Silvio Gesell: The Natural Economic Order
Part 1: Distribution


6. MORE PRECISE DEFINITION OF FREELAND

When freeland is spoken of we first think of the vast tracts of uncultivated land in North and South America. This freeland is easily and comparatively cheaply reached. The climate is suitable for Europeans, the social conditions are to many people attractive; the security of life and property is fair. On his arrival the immigrant is accommodated for a week or two in a hostel for immigrants at the expense of the State, and in some countries he is given a free railway ticket to the farthest limit of settled land. Here he is free to settle immediately. He may pick out the site he likes best: pasture, ploughland or forest. The homestead that he has a right to claim is extensive enough to provide work for the largest family. As soon as the settler has driven in the boundary stakes and notified the land-office, he may start work. Nobody interferes with him or even inquires who allowed him to till the earth and reap the fruits of his industry. He is lord of the land between his four stakes.

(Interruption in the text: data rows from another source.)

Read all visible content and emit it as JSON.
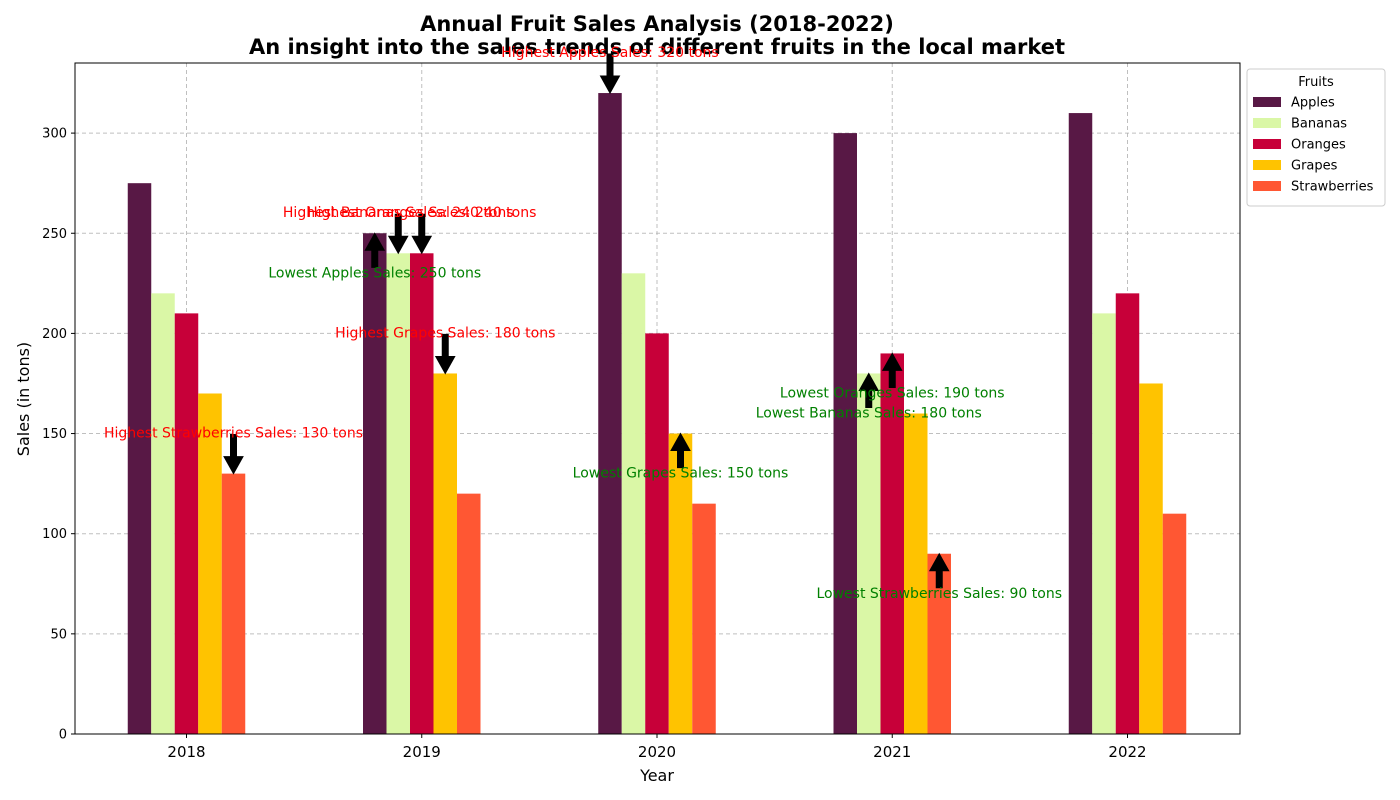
{
  "chart_data": {
    "type": "bar",
    "title": "Annual Fruit Sales Analysis (2018-2022)",
    "subtitle": "An insight into the sales trends of different fruits in the local market",
    "xlabel": "Year",
    "ylabel": "Sales (in tons)",
    "ylim": [
      0,
      335
    ],
    "yticks": [
      0,
      50,
      100,
      150,
      200,
      250,
      300
    ],
    "grid": true,
    "legend_title": "Fruits",
    "legend_position": "outside-top-right",
    "categories": [
      "2018",
      "2019",
      "2020",
      "2021",
      "2022"
    ],
    "series": [
      {
        "name": "Apples",
        "color": "#581845",
        "values": [
          275,
          250,
          320,
          300,
          310
        ]
      },
      {
        "name": "Bananas",
        "color": "#DAF7A6",
        "values": [
          220,
          240,
          230,
          180,
          210
        ]
      },
      {
        "name": "Oranges",
        "color": "#C70039",
        "values": [
          210,
          240,
          200,
          190,
          220
        ]
      },
      {
        "name": "Grapes",
        "color": "#FFC300",
        "values": [
          170,
          180,
          150,
          160,
          175
        ]
      },
      {
        "name": "Strawberries",
        "color": "#FF5733",
        "values": [
          130,
          120,
          115,
          90,
          110
        ]
      }
    ],
    "annotations": [
      {
        "text": "Highest Apples Sales: 320 tons",
        "series": "Apples",
        "category": "2020",
        "value": 320,
        "kind": "highest",
        "color": "#ff0000"
      },
      {
        "text": "Lowest Apples Sales: 250 tons",
        "series": "Apples",
        "category": "2019",
        "value": 250,
        "kind": "lowest",
        "color": "#008000"
      },
      {
        "text": "Highest Bananas Sales: 240 tons",
        "series": "Bananas",
        "category": "2019",
        "value": 240,
        "kind": "highest",
        "color": "#ff0000"
      },
      {
        "text": "Lowest Bananas Sales: 180 tons",
        "series": "Bananas",
        "category": "2021",
        "value": 180,
        "kind": "lowest",
        "color": "#008000"
      },
      {
        "text": "Highest Oranges Sales: 240 tons",
        "series": "Oranges",
        "category": "2019",
        "value": 240,
        "kind": "highest",
        "color": "#ff0000"
      },
      {
        "text": "Lowest Oranges Sales: 190 tons",
        "series": "Oranges",
        "category": "2021",
        "value": 190,
        "kind": "lowest",
        "color": "#008000"
      },
      {
        "text": "Highest Grapes Sales: 180 tons",
        "series": "Grapes",
        "category": "2019",
        "value": 180,
        "kind": "highest",
        "color": "#ff0000"
      },
      {
        "text": "Lowest Grapes Sales: 150 tons",
        "series": "Grapes",
        "category": "2020",
        "value": 150,
        "kind": "lowest",
        "color": "#008000"
      },
      {
        "text": "Highest Strawberries Sales: 130 tons",
        "series": "Strawberries",
        "category": "2018",
        "value": 130,
        "kind": "highest",
        "color": "#ff0000"
      },
      {
        "text": "Lowest Strawberries Sales: 90 tons",
        "series": "Strawberries",
        "category": "2021",
        "value": 90,
        "kind": "lowest",
        "color": "#008000"
      }
    ]
  }
}
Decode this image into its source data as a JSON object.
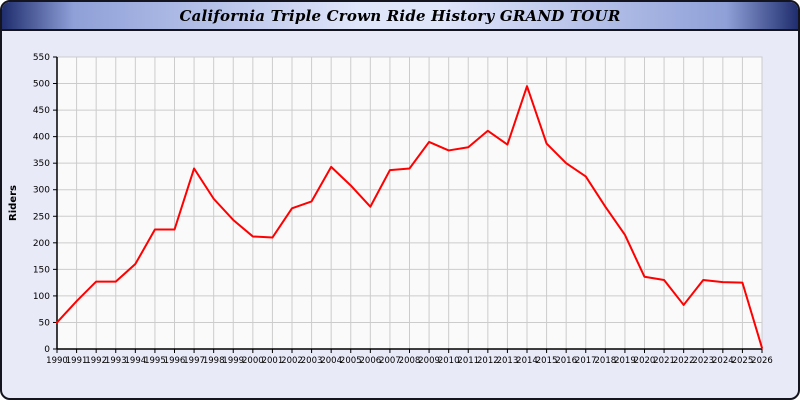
{
  "window": {
    "title": "California Triple Crown Ride History GRAND TOUR"
  },
  "colors": {
    "page_bg": "#e9eaf7",
    "frame_border": "#14141e",
    "title_edge": "#1f2d6e",
    "title_mid": "#8fa0d8",
    "title_center": "#e0e6fa",
    "title_text": "#000000",
    "plot_bg": "#fafafa",
    "grid": "#cccccc",
    "axis": "#000000",
    "tick_label": "#000000",
    "line": "#ff0000"
  },
  "chart_data": {
    "type": "line",
    "title": "California Triple Crown Ride History GRAND TOUR",
    "xlabel": "",
    "ylabel": "Riders",
    "ylim": [
      0,
      550
    ],
    "y_tick_step": 50,
    "grid": true,
    "legend_position": "none",
    "x": [
      1990,
      1991,
      1992,
      1993,
      1994,
      1995,
      1996,
      1997,
      1998,
      1999,
      2000,
      2001,
      2002,
      2003,
      2004,
      2005,
      2006,
      2007,
      2008,
      2009,
      2010,
      2011,
      2012,
      2013,
      2014,
      2015,
      2016,
      2017,
      2018,
      2019,
      2020,
      2021,
      2022,
      2023,
      2024,
      2025,
      2026
    ],
    "series": [
      {
        "name": "Riders",
        "color": "#ff0000",
        "values": [
          50,
          90,
          127,
          127,
          160,
          225,
          225,
          340,
          283,
          243,
          212,
          210,
          265,
          278,
          343,
          308,
          268,
          337,
          340,
          390,
          374,
          380,
          411,
          385,
          495,
          387,
          350,
          325,
          268,
          215,
          136,
          130,
          83,
          130,
          126,
          125,
          2
        ]
      }
    ]
  }
}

Land of this kind we call freeland of the first class. Such freeland is not of course to be found in settled parts, but only where men are few and far between. Within the tracts already occupied there are, however, large areas that are not cultivated, but which by some abuse of State-power have become the private property of individuals living in some far-off place. A few thousand persons living in Europe own between them hundreds of millions of acres of such land situated in America, Africa, Australia and Asia. Anyone wishing to occupy a piece of this land has to come to terms with the proprietors, but as a rule he may buy or rent what he desires for a nominal sum. Whether he does or does not pay a few pence an acre annually for the land he intends to cultivate can make no appreciable difference in the proceeds of his labour. Such conditionally freeland we call freeland of the second class.

Freeland of the first and the second classes is still to be found in abundance in every part of the world outside Europe. It is not always land of the best quality. Much of it is densely overgrown with forests needing a great deal of labour to clear. Large areas suffer from lack of water and can be made fertile only by expensive irrigation schemes. Other land again, often of the best quality, has to be drained; or being situated in remote valleys lacks means of communication without which exchange of the produce is impossible. Freeland of this kind can be taken up only by emigrants possessing capital or credit. For the theory of rent and of wages, however, it does not matter whether this freeland is brought under cultivation by a company of capitalists or by the emigrants directly. The distinction only affects capital and its interests. If the emigrant settles on land which has been opened up in this way, that is, with the help of capital, he has to pay the customary interest on the capital invested, and he must add this interest to his working expenses.

For individuals or companies themselves possessing the means necessary for land-reclamation on a larger scale half the world is still freeland. The best land in California and along the Rocky Mountains was until lately a desert; now it is a vast garden. The British have made Egypt habitable for millions of men by means of the Nile dams. The Zuider-Zee and many deserts such as Mesopotamia will also be brought into cultivation again by a similar expenditure of capital. Thus we may say that freeland of the second class will be at the disposal of mankind for an indefinite period to come.